The annual undergraduate tuition fee at Caldwell is $ 34,900.
Blattner, who served from 2009 to 2020, passed a traditional mass of leadership and authority to Whelan during the installation ceremony. The Archdiocese of Newark, Bishop Manuel Cruz, was the main celebrant of a morning mass preceding the installation.
Speaking of the Sisters of Saint Dominic, Cruz said to Whelan: âYou will stand on the shoulders of great giants. And they are there.
âDr. Whelan is showing himself to be a true leader,â said Sister Luella Ramm, Prioress of the Sisters of St. Dominic. “The sisters are confident in her ability to further the rich heritage of Caldwell University and the mission of the sisters.”
With around 1,631 undergraduates and 467 graduate students, Whelan said, he heard the 70-acre Caldwell campus described as a “best-kept secret.”
“It’s not a good thing,” he said.
Like many small private universities, a significant post-COVID challenge that Whelan and Caldwell face is financial health. A financial analysis of the NorthJersey.com/USA TODAY network placed Caldwell at the bottom of the financial score scale among 14 New Jersey universities.
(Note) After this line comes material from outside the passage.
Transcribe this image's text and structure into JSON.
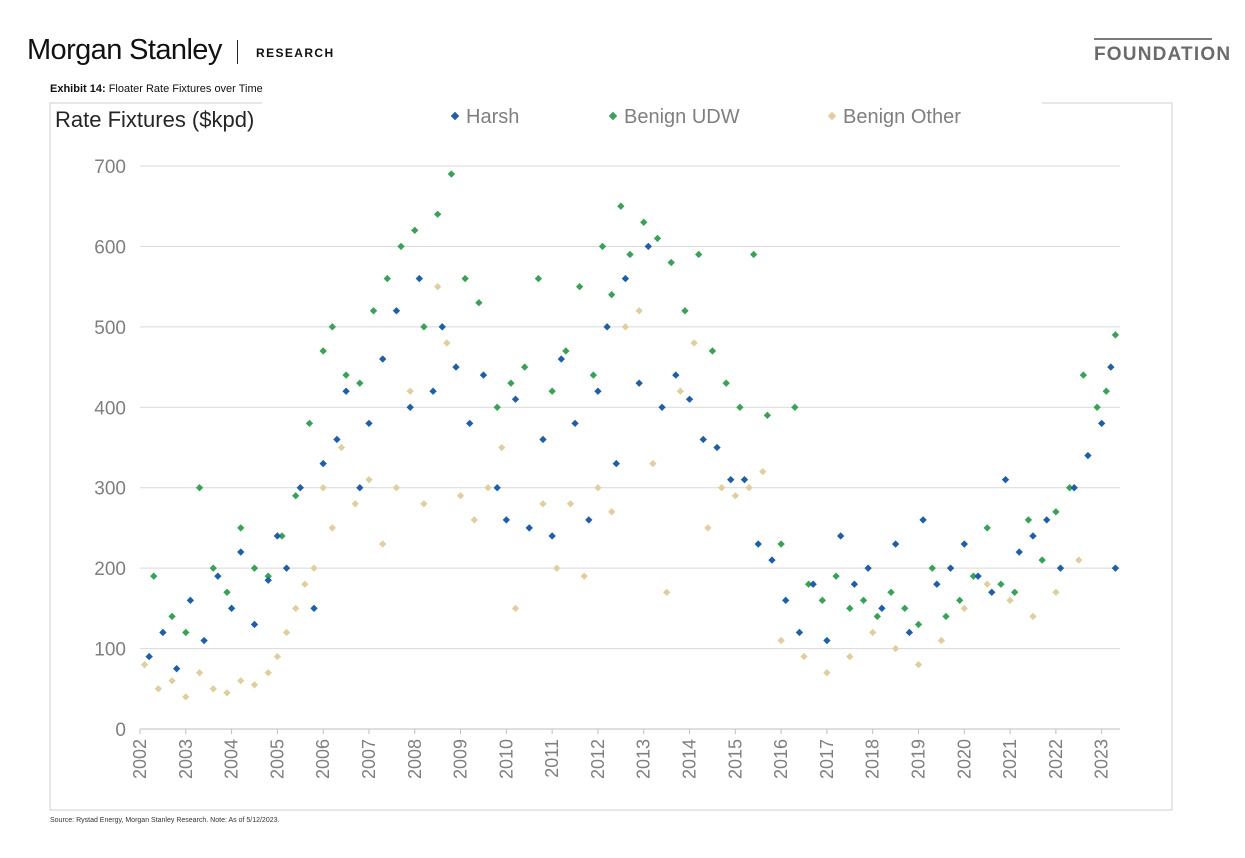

Scores were calculated for each school using a series of formulas jointly developed by KPMG and Prager, Sealy & Co, Attain LLC participating in the most recent edition.
âEvery school, Catholics included, faces a tsunami of change,â said Whelan. âThere are questions about the value of small private Catholic education. These questions discussed by the experts do not see a problem: we are doing what a lot of people across the country are only talking about doing. We welcome a very diverse student population. Some of them our students are very good academically and intellectually, but they wouldn’t survive in the big institutions, where your first chemistry class might have 500 students. “
Part of the solution, he says, is to break away from that âbest-kept secretâ label.
âWe absolutely have to push the boundaries to get the name out there,â said Whelan. “My background is in enlistment. So we’ll make sure to visit people statewide and go to our border states as needed to get them to New Jersey.”
Whelan added that he anticipated new college programs were on the way, but could not announce them yet.
“We hope to get them approved by January,” he said.